I now run a RAID5 Thunderbolt array on the house LAN. Usually used indirectly through each machine synching to it, so we're not dependent on network/server performance. I run Roon server on a Mac Mini with an external NVME SSD for local content - that backs itself up to the RAID array and the server does daily incremental backups to Google Glacier storage, using the very excellent Arqbackup package. That costs pennies and provides coverage against disaster. For my photo editing, I use a Thunderbolt 4 NVME-based DAS connected to my MacBook Pro.
I use Tailscale for external access and to create site-to-site VPNs for collaboration.
On the Mac/Win/Linux side, I've had a long career in technology and strategy consultancy, from working in the field in the mountains of Central Africa to advising major global corporates, as well as wrangling infrastructure and devops for my own startups.

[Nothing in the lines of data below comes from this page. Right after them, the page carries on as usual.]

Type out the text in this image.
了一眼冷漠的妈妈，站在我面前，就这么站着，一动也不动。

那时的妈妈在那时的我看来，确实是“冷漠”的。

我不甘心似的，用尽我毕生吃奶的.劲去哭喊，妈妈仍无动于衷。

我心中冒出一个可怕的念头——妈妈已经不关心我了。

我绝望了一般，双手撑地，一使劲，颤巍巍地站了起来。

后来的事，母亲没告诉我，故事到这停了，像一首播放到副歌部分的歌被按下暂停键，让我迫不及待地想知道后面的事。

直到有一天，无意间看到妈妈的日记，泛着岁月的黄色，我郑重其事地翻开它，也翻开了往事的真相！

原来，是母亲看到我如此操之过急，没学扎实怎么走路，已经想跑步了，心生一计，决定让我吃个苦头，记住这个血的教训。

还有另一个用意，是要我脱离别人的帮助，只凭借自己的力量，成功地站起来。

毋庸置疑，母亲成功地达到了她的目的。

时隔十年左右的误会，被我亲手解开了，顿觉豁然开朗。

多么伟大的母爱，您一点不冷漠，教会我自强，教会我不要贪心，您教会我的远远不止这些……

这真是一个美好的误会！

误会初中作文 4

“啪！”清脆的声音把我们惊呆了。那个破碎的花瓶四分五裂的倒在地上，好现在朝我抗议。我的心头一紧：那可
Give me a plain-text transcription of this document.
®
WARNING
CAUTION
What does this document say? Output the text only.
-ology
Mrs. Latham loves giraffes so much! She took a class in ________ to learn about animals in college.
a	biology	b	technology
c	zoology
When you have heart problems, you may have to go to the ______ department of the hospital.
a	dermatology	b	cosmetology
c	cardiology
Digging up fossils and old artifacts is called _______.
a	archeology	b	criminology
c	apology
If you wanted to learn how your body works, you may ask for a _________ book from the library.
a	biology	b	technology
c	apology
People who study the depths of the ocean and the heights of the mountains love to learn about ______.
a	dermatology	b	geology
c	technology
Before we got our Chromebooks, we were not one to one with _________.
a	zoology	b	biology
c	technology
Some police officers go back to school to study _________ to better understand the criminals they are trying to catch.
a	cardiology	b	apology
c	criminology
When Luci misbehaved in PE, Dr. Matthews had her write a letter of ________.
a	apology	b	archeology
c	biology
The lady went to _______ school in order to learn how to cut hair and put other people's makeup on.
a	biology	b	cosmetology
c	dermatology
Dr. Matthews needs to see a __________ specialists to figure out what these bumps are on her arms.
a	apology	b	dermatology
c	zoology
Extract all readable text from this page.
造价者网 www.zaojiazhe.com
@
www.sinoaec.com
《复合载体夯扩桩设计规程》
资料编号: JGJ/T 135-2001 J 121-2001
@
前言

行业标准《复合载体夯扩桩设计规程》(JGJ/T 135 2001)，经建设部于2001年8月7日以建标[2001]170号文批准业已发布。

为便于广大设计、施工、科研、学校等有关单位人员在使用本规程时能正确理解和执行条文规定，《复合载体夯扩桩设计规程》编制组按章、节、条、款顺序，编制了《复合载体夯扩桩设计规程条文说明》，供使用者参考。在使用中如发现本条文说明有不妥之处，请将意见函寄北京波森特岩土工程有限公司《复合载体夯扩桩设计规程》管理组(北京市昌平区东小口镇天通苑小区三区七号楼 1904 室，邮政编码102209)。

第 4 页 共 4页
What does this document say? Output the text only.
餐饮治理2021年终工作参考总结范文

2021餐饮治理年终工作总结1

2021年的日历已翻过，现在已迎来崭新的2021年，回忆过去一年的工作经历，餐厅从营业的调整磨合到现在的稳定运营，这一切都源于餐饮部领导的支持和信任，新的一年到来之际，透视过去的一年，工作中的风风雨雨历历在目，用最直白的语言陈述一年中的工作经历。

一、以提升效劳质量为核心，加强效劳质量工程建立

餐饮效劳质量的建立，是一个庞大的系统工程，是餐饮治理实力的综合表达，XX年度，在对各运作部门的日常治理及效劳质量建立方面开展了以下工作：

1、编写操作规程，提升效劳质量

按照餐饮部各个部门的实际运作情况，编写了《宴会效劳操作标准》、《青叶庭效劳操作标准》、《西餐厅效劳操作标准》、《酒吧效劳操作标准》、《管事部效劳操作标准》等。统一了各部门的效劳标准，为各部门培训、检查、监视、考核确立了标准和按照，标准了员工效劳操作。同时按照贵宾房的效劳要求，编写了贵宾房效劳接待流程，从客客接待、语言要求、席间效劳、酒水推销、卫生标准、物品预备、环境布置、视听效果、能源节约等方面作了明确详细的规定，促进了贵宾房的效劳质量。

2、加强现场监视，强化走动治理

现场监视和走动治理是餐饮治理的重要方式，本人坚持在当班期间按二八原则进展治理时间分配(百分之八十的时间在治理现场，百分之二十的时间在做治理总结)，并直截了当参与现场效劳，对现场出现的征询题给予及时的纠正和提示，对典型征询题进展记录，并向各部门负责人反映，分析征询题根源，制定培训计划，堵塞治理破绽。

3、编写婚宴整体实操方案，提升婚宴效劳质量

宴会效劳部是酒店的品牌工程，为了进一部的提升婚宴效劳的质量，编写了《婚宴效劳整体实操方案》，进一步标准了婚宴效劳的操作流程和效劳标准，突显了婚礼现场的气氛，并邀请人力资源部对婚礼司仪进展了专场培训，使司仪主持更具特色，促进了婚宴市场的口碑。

It may be indicative that the companies I've worked for or owned have always used Macs as their core systems, due to their greater productivity, reliability and lower management overhead - that's been true for 40 years now and, with the (albeit imperfect) Apple multi-device ecosystem, remains just as relevant today.
On the music playout side, I've compared MacOS, *nix and Windows-based playout and generally found the Macs to be most reliable and have the lowest induced noise (every Windows machine I've tried introduces some level of noise). That said, if I were still using HQPlayer extensively, I'd consider hosting that on an x64 architecture system - its architecture is better optimised for the Intel/AMD instruction sets than the ARM RISC architecture. As it is, my current DAC doesn't benefit from the manipulations of HQP, so I've set that aside for the moment.